There is a powerful scene in John van Druten’s Flowers of the Forest in which Reverend Percy Huntbach, his wife Mrs Huntbach and their daughter Mercia almost spit out their venomous hatred of the Germans: the Germans are “devils”; “the huns are monsters”; “Germans have got to be stamped out”.
It’s October 1914, and the Huntbachs are joined by two young men about to fight in the trenches. One, Tommy, says controversially that Germany is, like France and Britain, losing its fair share of innocent young men, and appeals to the Reverend’s Christianity to value their human lives. Not so, says Huntbach. The only life of value to him is that of the spirit.
It’s a conversation that now sounds shocking, sitting in a theatre almost exactly one hundred years later. But it’s not as if such bigotry has disappeared: we only have to look at the way much of the media writes about the Muslim community; the massive increase in attacks on UK mosques; the alienation of more and more young Muslim men that drives them to join extremist groups.
When director Anthony Biggs was given a copy of the play by a friend of his who’d found it in Swansea Library, it was these themes – conflict and intolerance – that rang true, and he found it to be “especially relevant as we contemplate new conflict in the Middle East and Ukraine.”
The play was all but lost and this revival marks the first time it has been performed in the UK since the Second World War.
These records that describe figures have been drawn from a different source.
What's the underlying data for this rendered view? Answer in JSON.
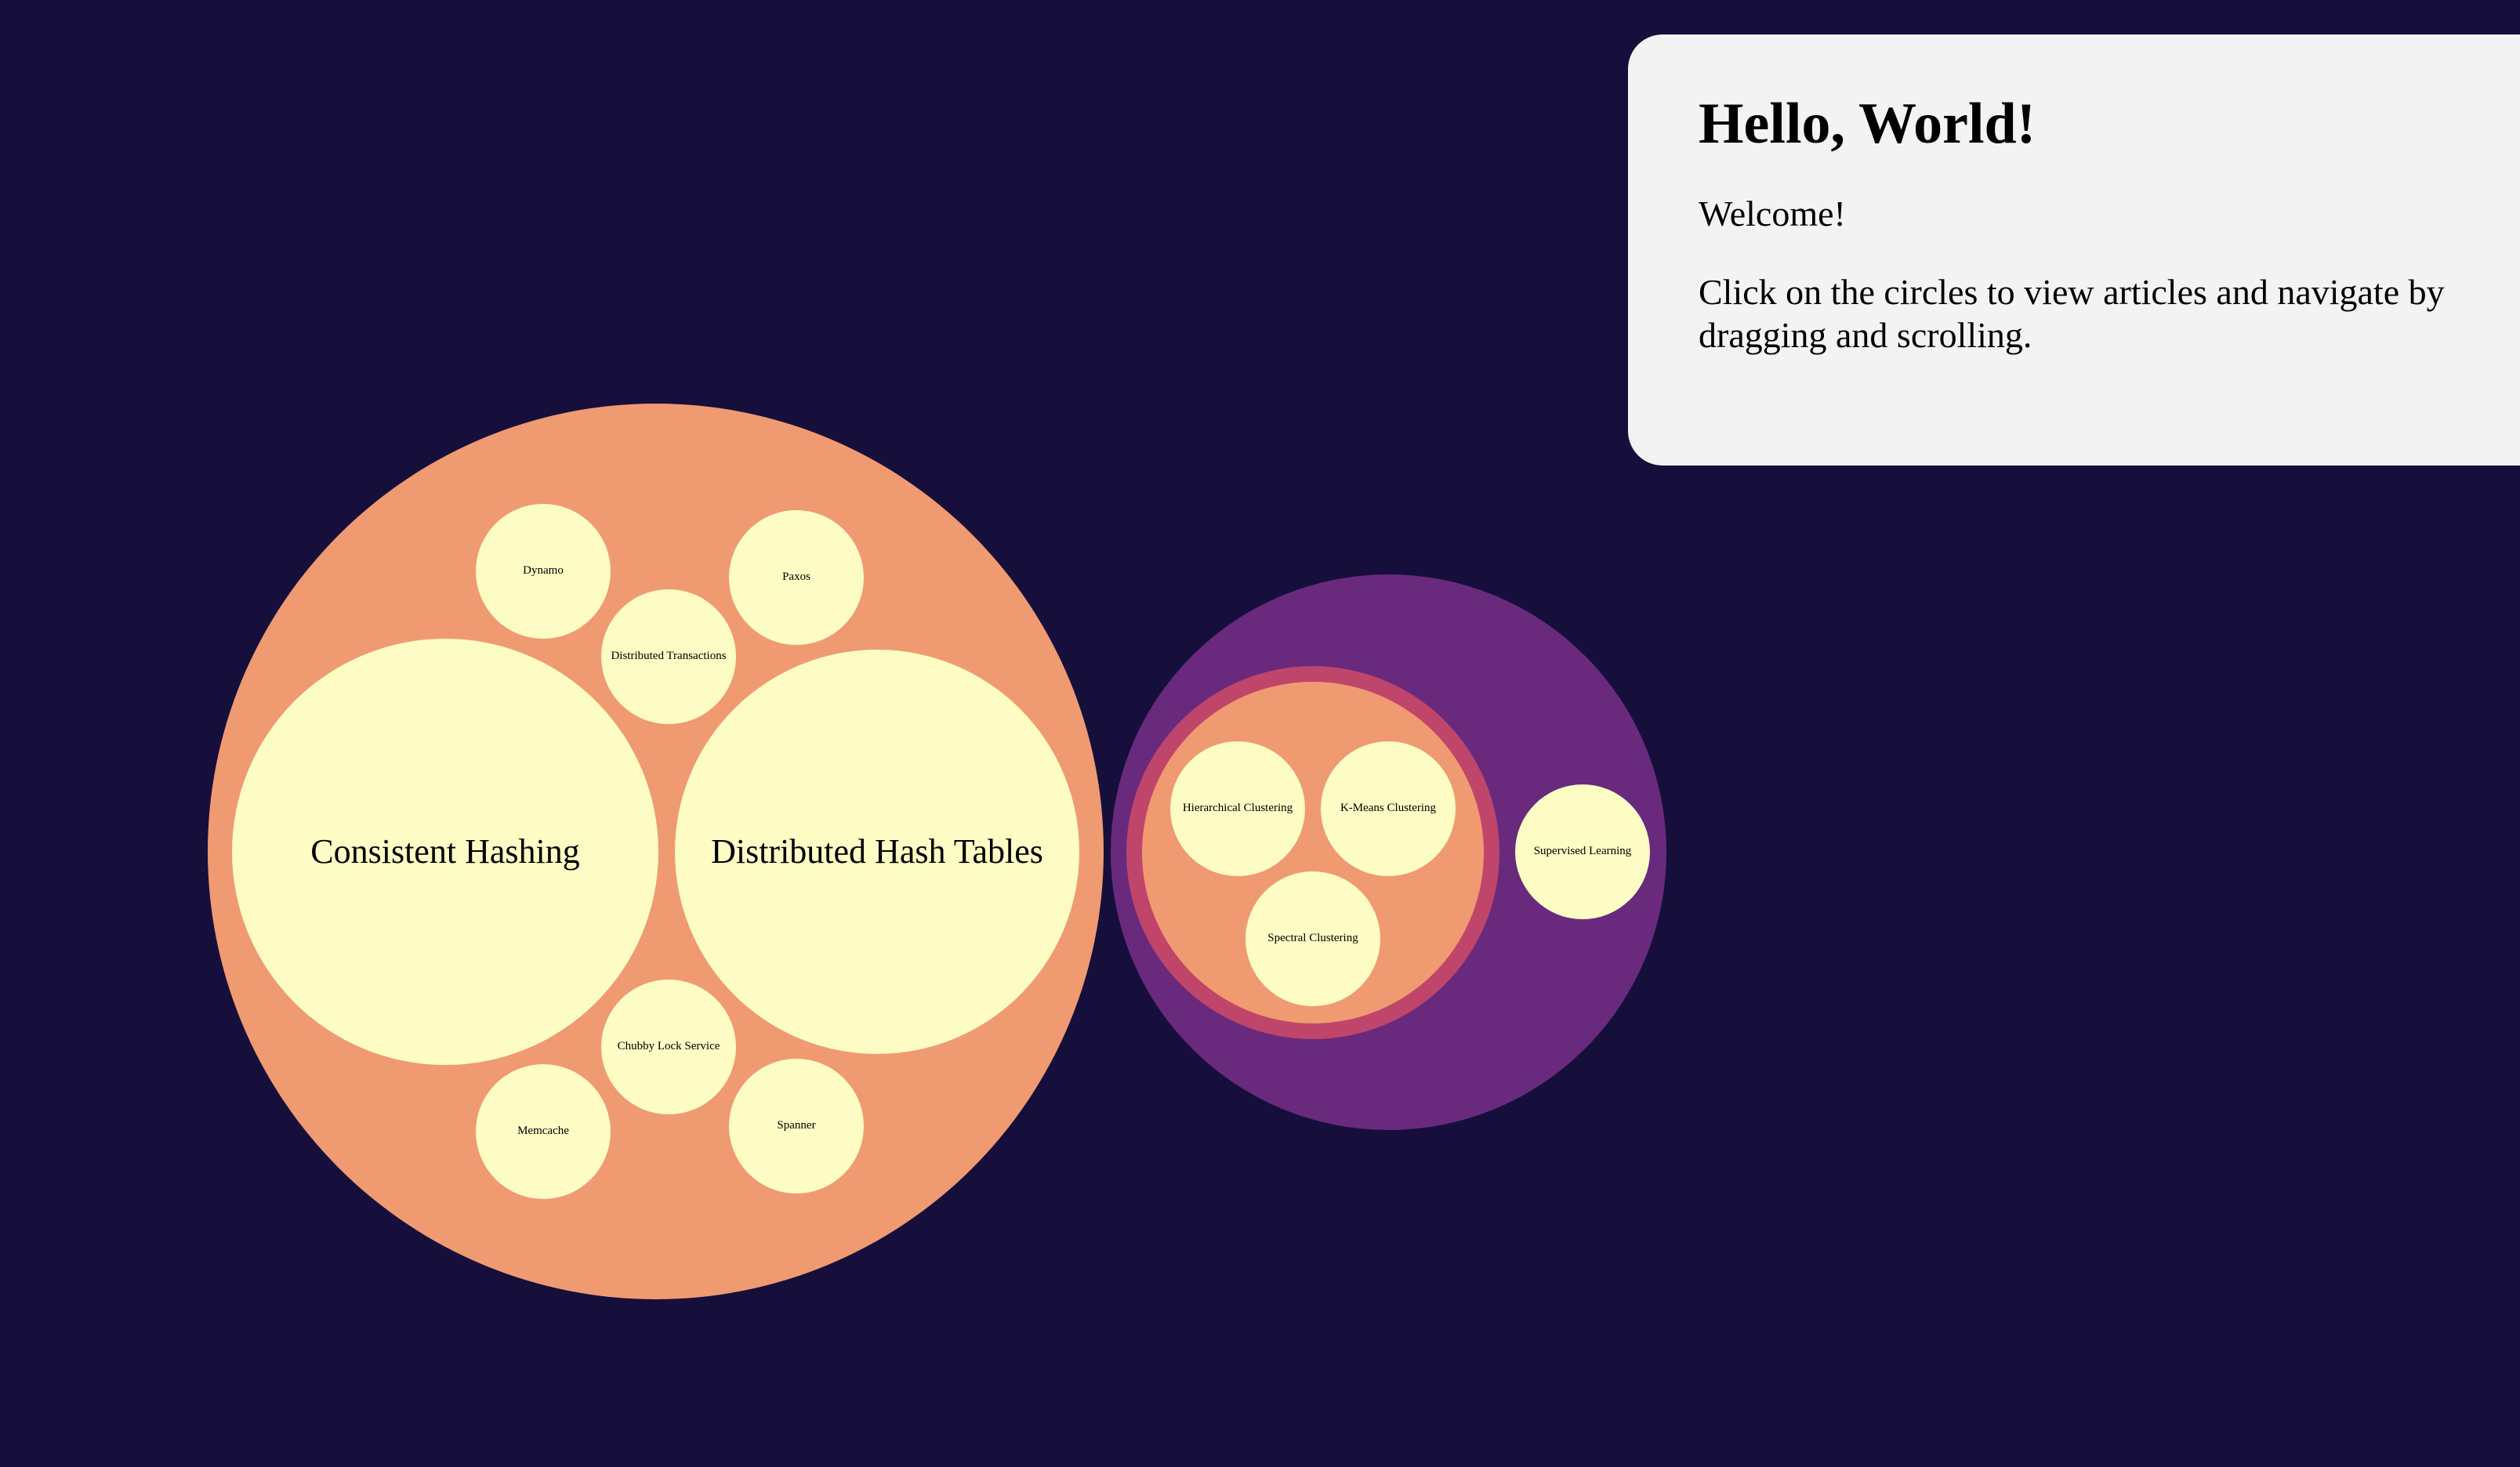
{
  "colors": {
    "background": "#160f3b",
    "leaf": "#fcfcc4",
    "cluster_salmon": "#f09a72",
    "cluster_purple": "#692a7d",
    "cluster_rose": "#c0456a",
    "panel": "#f3f3f4"
  },
  "info_panel": {
    "title": "Hello, World!",
    "welcome": "Welcome!",
    "instructions": "Click on the circles to view articles and navigate by dragging and scrolling."
  },
  "bubbles": {
    "distributed_systems": {
      "consistent_hashing": "Consistent Hashing",
      "distributed_hash_tables": "Distributed Hash Tables",
      "dynamo": "Dynamo",
      "paxos": "Paxos",
      "distributed_transactions": "Distributed Transactions",
      "chubby_lock_service": "Chubby Lock Service",
      "memcache": "Memcache",
      "spanner": "Spanner"
    },
    "machine_learning": {
      "hierarchical_clustering": "Hierarchical Clustering",
      "k_means_clustering": "K-Means Clustering",
      "spectral_clustering": "Spectral Clustering",
      "supervised_learning": "Supervised Learning"
    }
  }
}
As well as shining a light on the First World War and its aftermath, the moral questions it raises – primarily, is it worth sacrificing scores of young men in the interest of one’s country – could not have come at a more pertinent moment than in the same week MPs voted on military action in Iraq for the third time in 25 years.
Biggs chooses to transport us back to the first half of the twentieth century, care of marvellously detailed set and costumes by Victoria Johnstone. The first act is set in 1934, in the home of Lewis and Naomi Jacklin, who idle away the hours sipping gin cocktails and discussing art on the chaise longue. Naomi, played with intrigue and an air of mystery by Sophie Ward, is involuntarily reminded of her past, firstly by the arrival of her sister Mercia, and secondly by Leonard, a young man who suffers from tuberculosis. Both talk animatedly of a man named Richard – Naomi’s lost love who died in the war.
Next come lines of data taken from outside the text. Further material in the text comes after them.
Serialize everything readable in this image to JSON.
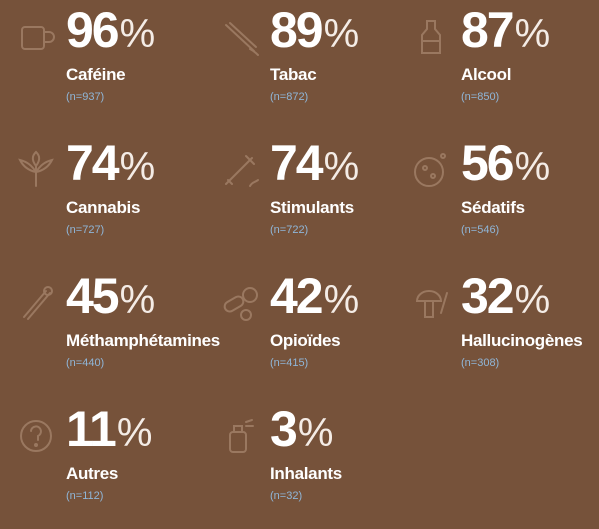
{
  "items": [
    {
      "value": "96",
      "unit": "%",
      "label": "Caféine",
      "n": "(n=937)"
    },
    {
      "value": "89",
      "unit": "%",
      "label": "Tabac",
      "n": "(n=872)"
    },
    {
      "value": "87",
      "unit": "%",
      "label": "Alcool",
      "n": "(n=850)"
    },
    {
      "value": "74",
      "unit": "%",
      "label": "Cannabis",
      "n": "(n=727)"
    },
    {
      "value": "74",
      "unit": "%",
      "label": "Stimulants",
      "n": "(n=722)"
    },
    {
      "value": "56",
      "unit": "%",
      "label": "Sédatifs",
      "n": "(n=546)"
    },
    {
      "value": "45",
      "unit": "%",
      "label": "Méthamphétamines",
      "n": "(n=440)"
    },
    {
      "value": "42",
      "unit": "%",
      "label": "Opioïdes",
      "n": "(n=415)"
    },
    {
      "value": "32",
      "unit": "%",
      "label": "Hallucinogènes",
      "n": "(n=308)"
    },
    {
      "value": "11",
      "unit": "%",
      "label": "Autres",
      "n": "(n=112)"
    },
    {
      "value": "3",
      "unit": "%",
      "label": "Inhalants",
      "n": "(n=32)"
    }
  ]
}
To fill in the gaps van Druten transports us back in time, firstly to 1914, and then to 1916. The play ends back on that same evening in 1934. Van Druten makes rather obvious comparisons between past and present, this character and that. Leonard may die from his illness, we learn, which will leave a young woman, Miss Hodgson, heartbroken: Naomi, having gone through the same ordeal, consoles her.
Naomi and Mercia are a stock pair of bickering sisters who couldn’t be more different from one another: Naomi calm and poised, Mercia sullen, negative, and always, always moaning. “Your lives are based on standards that don’t mean anything to me!” Mercia cries, rather melodramatically. Their relationship risks being cliche, and Mercia risks being insufferable, but both performances go beyond that: Debra Penny as Mercia in particular turns her into a source of comedy.
Other elements are less powerful. A shift into supernatural territory at the end feels unexpected and unnecessary, but the strengths of the rest of the production more than carry it along.